Monday, 12 December 2011

Hidden in Plain Sight -- Wrapup and Post Mortem

So, I think it’s about time for a post-mortem on “Hidden in Plain Sight”. I don’t actually know how to do a proper post-mortem, so I’m just going to make it up as I go along.

First, how about some press roundup:

Interviews:


This Joystiq piece was done quite a while before the game actually game out. It was published in early December, and I could definitely see the effect it had not only on trial downloads, but also on purchases. That is to say, this was a widely-read article, and it clearly said that the game was multiplayer-only. Therefore, people who tried it went into it knowing that, and were more likely to buy it. My conversion rate in December is over 40%.

Also, this article made my YouTube video hits jump from around 200 to over 3000 in about 48 hours. Pretty cool.


A fun interview, but didn’t generate any visible feedback.

Another interview, kind of late in the game.

Reviews:
“So if you have someone to play with, get this. Hidden in Plain Sight makes for a very fun party game.”

“…if you should actually have three spare controllers and three acquaintances, Hidden in Plain Sight is probably the most fun you could have with that setup.”

“The Best local mp XBLIG game that I wish I was playing months earlier.”

Silver Award… would have “ran away with the gold” except for a game that came out on 11/30. Also, notably, was co-recipient of the silver with Escape Goat and DLC Quest. “It’s just a ton of fun and like nothing I’ve experienced.”

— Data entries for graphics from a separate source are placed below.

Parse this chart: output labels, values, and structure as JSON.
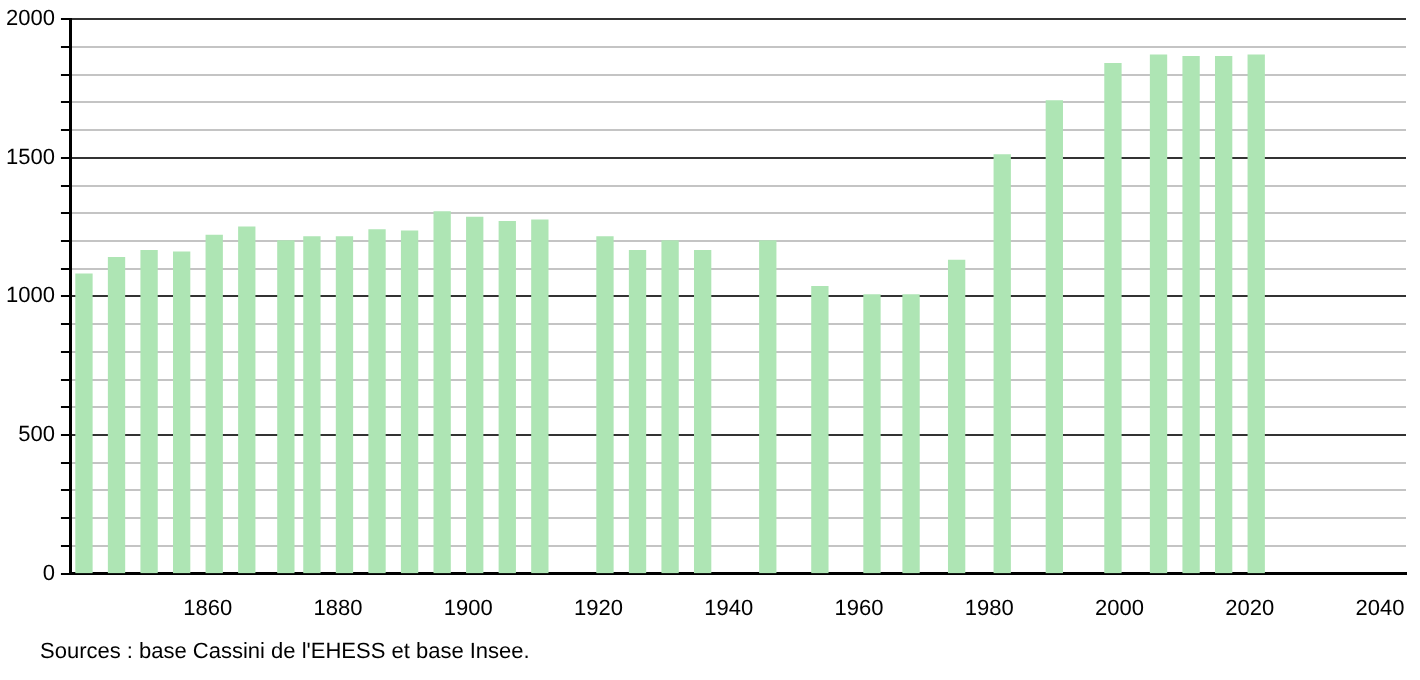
{
  "chart_data": {
    "type": "bar",
    "x": [
      1841,
      1846,
      1851,
      1856,
      1861,
      1866,
      1872,
      1876,
      1881,
      1886,
      1891,
      1896,
      1901,
      1906,
      1911,
      1921,
      1926,
      1931,
      1936,
      1946,
      1954,
      1962,
      1968,
      1975,
      1982,
      1990,
      1999,
      2006,
      2011,
      2016,
      2021
    ],
    "values": [
      1080,
      1140,
      1165,
      1160,
      1220,
      1250,
      1200,
      1215,
      1215,
      1240,
      1235,
      1305,
      1285,
      1270,
      1275,
      1215,
      1165,
      1200,
      1165,
      1200,
      1035,
      1005,
      1005,
      1130,
      1510,
      1705,
      1840,
      1870,
      1865,
      1865,
      1870
    ],
    "color": "#aee5b4",
    "xlim": [
      1839,
      2044
    ],
    "xticks": [
      1860,
      1880,
      1900,
      1920,
      1940,
      1960,
      1980,
      2000,
      2020,
      2040
    ],
    "ylim": [
      0,
      2000
    ],
    "yticks": [
      0,
      {
        "value": 100,
        "label": null
      },
      {
        "value": 200,
        "label": null
      },
      {
        "value": 300,
        "label": null
      },
      {
        "value": 400,
        "label": null
      },
      500,
      {
        "value": 600,
        "label": null
      },
      {
        "value": 700,
        "label": null
      },
      {
        "value": 800,
        "label": null
      },
      {
        "value": 900,
        "label": null
      },
      1000,
      {
        "value": 1100,
        "label": null
      },
      {
        "value": 1200,
        "label": null
      },
      {
        "value": 1300,
        "label": null
      },
      {
        "value": 1400,
        "label": null
      },
      1500,
      {
        "value": 1600,
        "label": null
      },
      {
        "value": 1700,
        "label": null
      },
      {
        "value": 1800,
        "label": null
      },
      {
        "value": 1900,
        "label": null
      },
      2000
    ],
    "grid": "y",
    "annotations": [
      "Sources : base Cassini de l'EHESS et base Insee."
    ]
  }
}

GameMarx also did a video run-through here:

I was also on their podcast here:

Finally, and my favorite, are some comments I’ve gotten as followup to reviews, and on the YouTube comments, etc.

So, let’s see what worked and what didn’t.

The Good:

Code:
Having a good, solid code base. I have good, reusable code for making animated characters walk around the screen. With HIPS, that’s 90% of the game right there. The rest was just UI, menus, sounds, and so forth. This was by far my easiest game to make, coding/wise.

Sounds/Music:
I really like the sound effects in the game, and the music is fantastic. I really lucked out with having Jim McKeever let me use some of his music, and I think it adds a huge amount to the game.

Design:
At its core, I think the game is a really good idea. It’s actually, genuinely fun. I was able to have it in playtest for a long time (almost as soon as it was playable), and was able to get some good comments based off that. One of the major changes I made was adding statues to Ninja Party. This gave players some other objective to accomplish, and I think added a whole new layer to it. Also, it gives some cover for players to hide behind.

I like the various modes differently. But everyone seems to have their favorites, and there isn’t much consensus about which work and which don’t. So hopefully there is something in there for everyone.

Art:
Eryn came through again with some awesome cover art. I don’t know if it helped sales, but at least the box art looks distinctive.

The Bad:

Graphics: I’m getting about as much leverage off Renier Prokeins free sprites as I can get, but at some point, I’m really going to have to figure out how or where to get character art.

Fatal Bug: There is a bug in Death Race that went out to prod undetected. If two players are aiming at the same character, one shoots, then the target character dies and is removed from the “active players” list. When the second player moves his aiming crosshair off the dead player, it will throw an exception. Dumb.

The Ugly:

Diana’s parents were over on the first full day of release, and wanted to see the game. We played a few rounds of Knights vs. Ninjas, and they noticed that their characters were starting in the same location every round. One of my late changes was to limit where the Knights can start, so I had some debug code in there to test this out, and forgot to remove it. Specifically, I’d commented out the code that shuffled up the players, so the players always start in the same location. Erg. So frustrating.

Sales and performance: 

I’m not sure if this is good, bad, or ugly, but it looks like HIPS is going to end its initial run for glory with about 500 sales. During the same time period, that’s about 50% of sales for my previous two games. Give that this is multiplayer only, actually, I don’t think that’s half bad. It has a 3.75 star rating, which matches up exactly with Bad Golf and Venga Islands. All in all, I’m pretty pleased with it, given the good press and feedback.